Legislation Significantly Expands Role of States
On Wednesday, June 18, the House Education and Workforce Committee passed HR 2210, “The School Readiness Act of 2003″ to reauthorize the Head Start program. The bill passed on a straight party-line vote (27 – 20) after heated partisan debate over the broad changes to the historically successful Head Start program.
The School Readiness Act was introduced by Education Reform Subcommittee Chairman Mike Castle (R-DE) on May 22 and approved by the Subcommittee on a party-line vote of 11 – 9 on June 12. The legislation would drastically change Head Start by including a pilot program to allow eight states to combine funding for their own early childhood programs with federal Head Start funds. Head Start advocates claim that by transferring authority for the program from private local entities to states, the federal government will dismantle a very successful program and fail to guarantee the continued application of federal performance and quality standards. There are also concerns that the bill does not strictly require states to provide the comprehensive health, social, and nutritional services under the pilot program now provided by Head Start and that faith-based programs would be able to discriminate based on religion in hiring practices.
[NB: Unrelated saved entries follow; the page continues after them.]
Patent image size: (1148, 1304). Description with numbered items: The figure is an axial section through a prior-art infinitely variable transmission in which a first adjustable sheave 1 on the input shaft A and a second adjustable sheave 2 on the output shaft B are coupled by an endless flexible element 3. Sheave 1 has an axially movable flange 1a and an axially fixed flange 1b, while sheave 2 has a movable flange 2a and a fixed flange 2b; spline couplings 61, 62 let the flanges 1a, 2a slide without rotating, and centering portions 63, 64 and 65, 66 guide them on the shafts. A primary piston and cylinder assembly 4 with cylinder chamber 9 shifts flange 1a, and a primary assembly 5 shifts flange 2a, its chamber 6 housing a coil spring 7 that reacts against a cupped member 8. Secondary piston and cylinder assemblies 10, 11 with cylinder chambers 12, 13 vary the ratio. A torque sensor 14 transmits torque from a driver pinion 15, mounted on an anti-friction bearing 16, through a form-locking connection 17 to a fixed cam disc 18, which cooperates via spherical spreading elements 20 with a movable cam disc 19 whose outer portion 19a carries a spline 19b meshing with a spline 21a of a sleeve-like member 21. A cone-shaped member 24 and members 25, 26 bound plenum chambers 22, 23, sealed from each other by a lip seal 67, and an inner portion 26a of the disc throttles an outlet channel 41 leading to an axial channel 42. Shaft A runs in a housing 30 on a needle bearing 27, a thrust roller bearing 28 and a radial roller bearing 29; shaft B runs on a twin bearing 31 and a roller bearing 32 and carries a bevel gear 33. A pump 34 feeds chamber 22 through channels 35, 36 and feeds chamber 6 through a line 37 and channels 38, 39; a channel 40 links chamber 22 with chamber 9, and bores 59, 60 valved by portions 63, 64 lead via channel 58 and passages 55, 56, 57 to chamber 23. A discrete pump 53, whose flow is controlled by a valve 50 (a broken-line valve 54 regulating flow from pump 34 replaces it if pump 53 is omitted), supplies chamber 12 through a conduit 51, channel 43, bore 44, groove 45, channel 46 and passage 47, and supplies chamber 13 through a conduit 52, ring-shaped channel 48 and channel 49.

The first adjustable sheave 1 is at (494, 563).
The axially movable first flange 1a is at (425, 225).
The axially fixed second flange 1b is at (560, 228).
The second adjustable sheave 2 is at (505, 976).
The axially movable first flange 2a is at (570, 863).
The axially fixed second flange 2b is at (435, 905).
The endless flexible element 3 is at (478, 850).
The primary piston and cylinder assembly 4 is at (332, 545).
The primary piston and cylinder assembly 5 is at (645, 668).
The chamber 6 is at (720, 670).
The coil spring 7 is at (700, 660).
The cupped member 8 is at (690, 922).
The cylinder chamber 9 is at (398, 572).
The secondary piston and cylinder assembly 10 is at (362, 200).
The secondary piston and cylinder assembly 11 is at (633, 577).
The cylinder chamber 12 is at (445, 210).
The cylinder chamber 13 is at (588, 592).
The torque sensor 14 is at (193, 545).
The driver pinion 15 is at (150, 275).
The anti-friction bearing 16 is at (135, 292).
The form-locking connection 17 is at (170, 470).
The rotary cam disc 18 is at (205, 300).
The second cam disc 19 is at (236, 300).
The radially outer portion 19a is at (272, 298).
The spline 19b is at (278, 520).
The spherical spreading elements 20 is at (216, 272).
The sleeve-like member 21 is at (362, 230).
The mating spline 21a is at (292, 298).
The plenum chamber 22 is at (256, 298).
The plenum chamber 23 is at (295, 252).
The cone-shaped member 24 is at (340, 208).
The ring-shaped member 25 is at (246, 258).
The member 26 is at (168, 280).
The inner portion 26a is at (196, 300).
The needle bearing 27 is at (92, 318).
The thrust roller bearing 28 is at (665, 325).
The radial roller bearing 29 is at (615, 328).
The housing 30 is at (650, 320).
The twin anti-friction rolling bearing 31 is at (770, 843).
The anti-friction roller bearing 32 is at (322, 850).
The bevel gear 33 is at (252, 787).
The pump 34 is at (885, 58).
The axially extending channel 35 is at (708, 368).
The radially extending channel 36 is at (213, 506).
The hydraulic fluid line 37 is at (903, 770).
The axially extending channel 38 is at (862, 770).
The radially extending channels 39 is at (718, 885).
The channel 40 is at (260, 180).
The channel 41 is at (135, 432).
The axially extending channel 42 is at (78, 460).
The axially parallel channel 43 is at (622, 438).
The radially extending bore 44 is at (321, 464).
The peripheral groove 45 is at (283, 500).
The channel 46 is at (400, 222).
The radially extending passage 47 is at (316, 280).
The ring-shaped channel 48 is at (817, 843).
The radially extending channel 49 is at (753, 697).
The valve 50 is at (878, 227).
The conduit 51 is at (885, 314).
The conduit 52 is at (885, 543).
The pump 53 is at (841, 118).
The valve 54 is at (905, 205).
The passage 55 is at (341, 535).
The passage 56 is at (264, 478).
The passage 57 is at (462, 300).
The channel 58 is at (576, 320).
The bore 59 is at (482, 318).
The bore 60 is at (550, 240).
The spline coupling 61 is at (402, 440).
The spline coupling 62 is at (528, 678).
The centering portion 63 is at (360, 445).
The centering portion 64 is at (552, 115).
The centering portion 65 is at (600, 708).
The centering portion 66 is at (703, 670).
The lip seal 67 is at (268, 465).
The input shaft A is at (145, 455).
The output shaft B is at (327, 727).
The original bill gave all states the authority to run their own programs, but after vehement criticism that the legislation would turn Head Start into a block grant with no federal standards, Castle amended his measure in subcommittee markup. The state discretion provision was then turned into a pilot program. Democrats and Head Start advocates and administrators still oppose the provision.
Of further concern to advocates is the bill’s lack of funding. HR 2210 would authorize an increase of approximately $203 million from FY 03, which would amount to barely a cost-of-living increase to cover existing program costs for next year. The bill also requires all new Head Start teachers to have an associate’s degree in early childhood education or a related field within three years and requires that 50 percent of the program’s teachers have a bachelor’s degree by 2008. According to a letter opposing HR 2210 sent to Congress by more than 40 child advocacy and other groups, “there is no funding to ensure that Head Start programs will be able to attract and retain qualified teachers.” Representative Danny Davis (D-IL), sponsored an amendment that would have authorized $685 million the next two fiscal years to pay stipends to Head Start teachers who earn an associate’s or bachelor’s degree. That amendment was defeated 22 – 26.
No legislation has been introduced in the Senate yet for the reauthorization of the program, but the Senate Health, Education, Labor and Pensions committee is scheduled to hold hearings within the next few weeks to determine the next steps for the Senate bill. Any bill containing the pilot program proposal from the House bill or a similar plan will encounter stiff resistance from Senate Democrats.